Second, I would have thought a logical and efficient system of aging birds
would appeal to birders more than the 'seasonal/breeding' terminology since
it enables them to identify a bird better by placing it specifically in its
molt-sequence, hence aging it more accurately. I've found that aging an
unfamiliar-looking bird is 80%-90% of the way to identifying it,
particularly in shorebirds and gulls, say. Other than the aforementioned
comfort, Why would anyone want to stay with the previous terminology with
all its confusions and often-irrelevant implicit assumptions when a cleaner,
more accurate system is available? Please don't tell me that birders' search
for clarity is limited only to better bins and scopes!

>The more scientifically (politically?) correct terms ("alternate" and
> "basic") do however lead to some confusion amongst birders of varying levels
> of interest and expertise as it is easy to sometimes get the two turned
> around or just blank out and forget which one is which.

Richard, this is way too late to be of help to me; where were you when I
needed this argument of mental confusion in my high school algebra class? '-)

> I find the terms a
> little hard to grasp because, at least to me, when taken a face value,
> "alternate" implies that this is a plumage differing from something that is
> more familiar or common or *basic* even, while "basic" implies something that
> I'm 'basicly' not really sure what it implies.

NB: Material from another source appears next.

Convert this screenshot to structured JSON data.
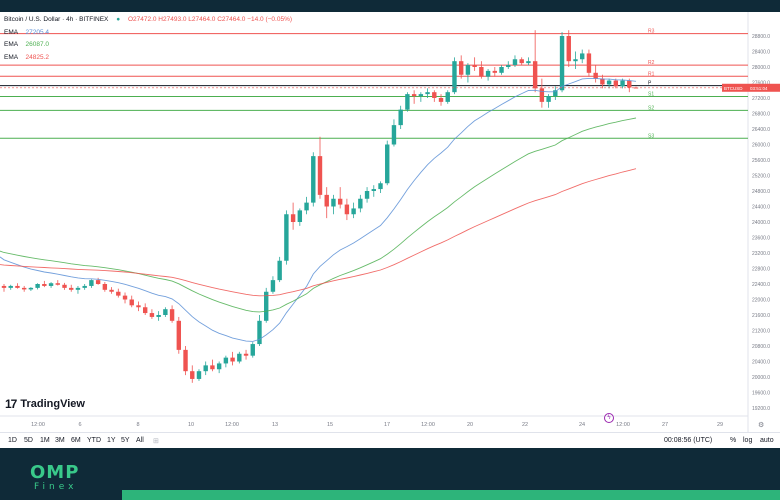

Exactly! Except for the other relatively specialised plumage, Juvenal, many
birds *are* in a basic plumage except when they develop the other
specialised plumage, Alternate, for courtship display. Except for juvenal
plumage, a bird's gonna either be in Basic or Alernate, or is molting from
one to the other for the rest of its life. Except for Rock Doves, with their
one plumage, what could be simpler?

> At least that seems to be my
> gut reaction when I see or hear the terms and then find myself having to call
> a 'time out' to play mental word games sorting them out.

Me, too, until the system clicked in sometime in the early mid-1980's; no
way I'd go back, after that.

> Probably like many
> birders in general, I am far from being up on the cutting edge of scientific
> correctness even as many of us strive to as best we can, or at least amongst
> our peers, present the appearances that we are.

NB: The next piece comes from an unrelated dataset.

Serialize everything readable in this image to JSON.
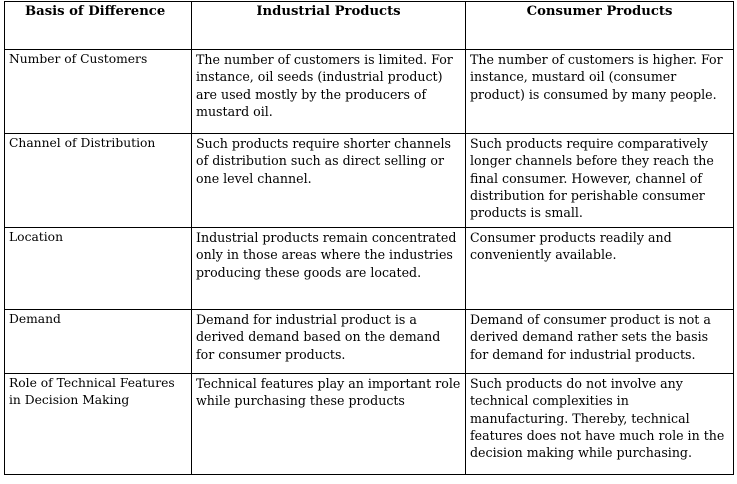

Too modest, Richard: your pelagic reports which are so wonderful to read
demonstrate confident understanding and a wide range of knowledge in
combination with an obvious willingness to learn from your observations that
puts you way further up that 'cutting edge' (I still can't read that term
without thinking of iodine--nngh!) than you profess.

Michael Price When I found out that seven of my years
Vancouver BC Canada was only one of theirs,
mprice at mindlink.net I started biting absolutely everything.